来年6月15日に施行される住宅宿泊事業法(民泊新法)に向けて、東京23区では、次の5つの区で民泊条例の骨子案などが示されている。

23区でAirbnbの登録件数が6番目に多い墨田区(約900件、12月1日現在)では、民泊条例の検討はどの程度進んでいるのか?

ヒントは、墨田区議会の山本亨区長(1期)の答弁にある。
第4回定例会のうち、11月27日に開催された本会議(一般質問)で、福田はるみ議員(自民)の民泊関連質問に区長が答弁しているのだ。墨田区議会インターネット中継(録画)をもとに、全文テキスト化しておいた。

結論を先に言えば、今後国の方針等が明らかになった段階で、条例化の必要性の有無も含めて詳細に検討するというスタンス

※質疑応答の詳細を読む時間のない方は、最後の「まとめ」をお読みください。


質疑応答のポイント

福田はるみ議員(自民)

民泊について伺います。
わが会派から再三にわたり質問してまいりました住宅宿泊事業法、いわゆる民泊新法が来年6月に施行されることが決定したことを受け、市長の民泊行政に対するお考えを改めて伺います。

質問1:行政事務に関する都との協議状況

1点目は行政事務に関する都との協議状況についてです。

住宅宿泊事業法第68条には保健所設置市等は都道府県知事との協議により、その区域内において知事に代わり関係行政事務を処理することができるとあり、手を挙げた自治体が保健所で届出等の行政事務を行えると読むことができます。

第2回定例会のわが会派の坂井議員の質問に対し、区長からは「区長会を通じて要望中」との答弁がありましたが、新法施行まであと半年です。手を挙げるのか否か、事務事業は保健所が行うのか伺います

質問2:条例化を視野に入れた対応について

2点目は、条例化を視野に入れた対応についてです。
新宿区が民泊のルールを定めた独自条例案をまとめ、区議会定例会に提出することが話題になっています。

条例案では住宅専用地域の営業日数抑制など、地域事情に配慮するほか、宿泊者が出すゴミは事業者が処理するよう義務付ける、部屋の場所を区のホームページで公開する、民泊開業1週間前に近隣住民に周知するなど、住民目線に立った内容と評価するところです。

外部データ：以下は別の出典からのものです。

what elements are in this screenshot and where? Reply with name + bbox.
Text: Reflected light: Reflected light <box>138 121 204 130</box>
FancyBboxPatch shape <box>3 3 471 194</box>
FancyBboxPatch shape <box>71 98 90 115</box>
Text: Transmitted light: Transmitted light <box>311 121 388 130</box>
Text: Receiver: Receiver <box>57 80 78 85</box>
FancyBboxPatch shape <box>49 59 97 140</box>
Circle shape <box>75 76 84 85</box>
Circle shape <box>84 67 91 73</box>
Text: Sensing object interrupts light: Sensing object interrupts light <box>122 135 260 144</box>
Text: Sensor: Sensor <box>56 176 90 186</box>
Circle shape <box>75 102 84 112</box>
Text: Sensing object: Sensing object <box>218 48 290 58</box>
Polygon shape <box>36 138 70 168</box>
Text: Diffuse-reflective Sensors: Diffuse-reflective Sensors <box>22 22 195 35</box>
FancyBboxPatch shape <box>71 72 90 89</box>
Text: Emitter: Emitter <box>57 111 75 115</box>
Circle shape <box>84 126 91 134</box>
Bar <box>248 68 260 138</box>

ゴミや騒音、治安面でも心配する声が寄せられるなかの新法施行でございます。

これらの不安を払拭するために、本区はどのような行動をとるのか、営業日数の抑制を行うのか、民泊ルールの条例化を視野に入れているのか伺います。

質問3:ホテル・簡易宿所への対応について

3点目は従前のホテル・簡易宿所への対応についてです。
新法のもと民泊を運営するのか、規制緩和された旅館業法で簡易宿所を運営するのか、事業者が選択を迫られるなか、本区では簡易宿所の駆け込み申請が急増していると仄聞しております。

本区選出の松島みどり衆議院議員の提案で、新法では民泊の玄関など、公衆の見やすい場所に民泊サービスが行われていることを示すステッカーを掲出することが決まりました。

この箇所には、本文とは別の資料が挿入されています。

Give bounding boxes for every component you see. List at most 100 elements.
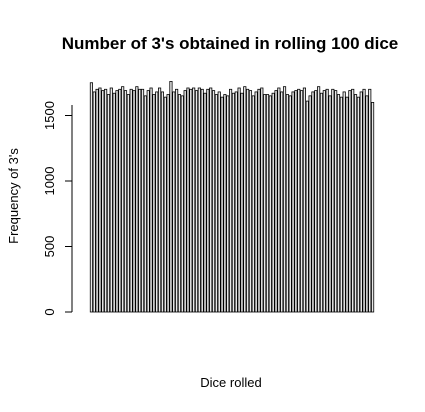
- y-tick-label-1000: 1000: [42, 167, 57, 196]
- bar-59: [254, 91, 258, 313]
- bar-63: [265, 94, 270, 313]
- bar-15: [129, 88, 133, 313]
- bar-44: [211, 90, 216, 313]
- bar-26: [160, 91, 164, 313]
- bar-67: [277, 87, 281, 313]
- bar-24: [155, 91, 159, 313]
- bar-52: [234, 91, 238, 313]
- bar-16: [132, 90, 136, 313]
- bar-46: [217, 91, 221, 313]
- bar-31: [175, 88, 179, 313]
- bar-41: [203, 92, 207, 313]
- bar-64: [268, 95, 272, 313]
- bar-21: [146, 90, 150, 313]
- bar-2: [92, 91, 96, 313]
- bar-71: [288, 95, 292, 313]
- bar-53: [237, 87, 241, 313]
- bar-90: [342, 91, 346, 313]
- bar-35: [186, 87, 190, 313]
- bar-36: [189, 88, 193, 313]
- bar-91: [345, 96, 349, 313]
- bar-78: [308, 95, 312, 313]
- bar-92: [348, 90, 352, 313]
- bar-3: [95, 88, 99, 313]
- bar-18: [138, 88, 142, 313]
- bar-94: [353, 94, 358, 313]
- bar-32: [177, 94, 182, 313]
- bar-5: [101, 90, 105, 313]
- bar-69: [282, 86, 287, 313]
- bar-1: [89, 82, 93, 313]
- bar-17: [135, 86, 139, 313]
- bar-56: [246, 88, 250, 313]
- y-axis-label: Frequency of 3's: [6, 148, 21, 244]
- bar-30: [172, 91, 176, 313]
- bar-83: [322, 90, 326, 313]
- bar-60: [257, 88, 261, 313]
- bar-66: [274, 90, 278, 313]
- bar-43: [209, 87, 213, 313]
- bar-81: [317, 86, 321, 313]
- bar-85: [328, 95, 332, 313]
- bar-6: [104, 88, 108, 313]
- bar-100: [371, 102, 375, 313]
- bar-20: [143, 95, 147, 313]
- bar-12: [121, 86, 125, 313]
- bar-38: [194, 90, 199, 313]
- bar-88: [336, 94, 341, 313]
- bar-19: [140, 88, 145, 313]
- bar-82: [319, 92, 324, 313]
- y-tick-label-500: 500: [42, 236, 57, 258]
- bar-23: [152, 94, 156, 313]
- bar-8: [109, 87, 113, 313]
- bar-33: [180, 95, 184, 313]
- bar-84: [325, 88, 329, 313]
- bar-72: [291, 91, 295, 313]
- bar-54: [240, 92, 244, 313]
- chart-title: Number of 3's obtained in rolling 100 di…: [62, 34, 399, 53]
- bar-4: [98, 87, 102, 313]
- bar-87: [334, 90, 338, 313]
- x-axis-label: Dice rolled: [200, 375, 261, 390]
- y-tick-label-0: 0: [42, 308, 57, 315]
- bar-95: [356, 96, 360, 313]
- bar-76: [302, 87, 306, 313]
- bar-73: [294, 90, 298, 313]
- bar-45: [214, 94, 218, 313]
- bar-47: [220, 96, 224, 313]
- bar-65: [271, 92, 275, 313]
- bar-28: [166, 94, 170, 313]
- bar-10: [115, 90, 119, 313]
- bar-68: [280, 91, 284, 313]
- bar-29: [169, 81, 173, 313]
- bar-39: [197, 87, 201, 313]
- bar-49: [226, 95, 230, 313]
- bar-34: [183, 90, 187, 313]
- bar-51: [231, 92, 235, 313]
- bar-99: [368, 88, 372, 313]
- bar-55: [243, 86, 247, 313]
- bar-77: [305, 100, 309, 313]
- bar-97: [362, 88, 366, 313]
- bar-7: [106, 94, 111, 313]
- bar-42: [206, 88, 210, 313]
- bar-50: [229, 88, 233, 313]
- bar-93: [351, 88, 355, 313]
- y-tick-label-1500: 1500: [42, 101, 57, 130]
- bar-40: [200, 88, 204, 313]
- bar-61: [260, 87, 264, 313]
- bar-11: [118, 88, 122, 313]
- bar-27: [163, 96, 167, 313]
- y-ticks-group: 0 500 1000 1500: [42, 101, 72, 316]
- bars-group: [89, 81, 375, 313]
- bar-22: [149, 87, 153, 313]
- bar-9: [112, 92, 116, 313]
- bar-62: [263, 94, 267, 313]
- bar-74: [297, 88, 301, 313]
- bar-79: [311, 91, 315, 313]
- bar-25: [158, 87, 162, 313]
- bar-48: [223, 94, 227, 313]
- bar-96: [359, 91, 363, 313]
- bar-80: [314, 90, 318, 313]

一方従前の簡易宿所は許可証が屋内掲出であるため、許可施設なのか無届け民泊なのか区民には区別ができません。これでは本末転倒です。

独自ステッカーの製作や許可証のコピーの屋外掲出・指導など、従前の簡易宿所に対しても何らかの対策を講じ、区民の不安を払拭すべきと考えます。
以上、民泊について区長の明快な答弁を求めます。

山本亨区長 答弁

次に民泊についてです。

回答1:区で事務処理を行う方向で準備中
1点目は行政事務に関する東京都との協議状況についてです。 先般、住宅宿泊事業法施行令が公布されたことを受け、関係行政事務の処理をしようとする保健所設置市等にあたっては、法第68条第2項に基づく協議ができることとなりました。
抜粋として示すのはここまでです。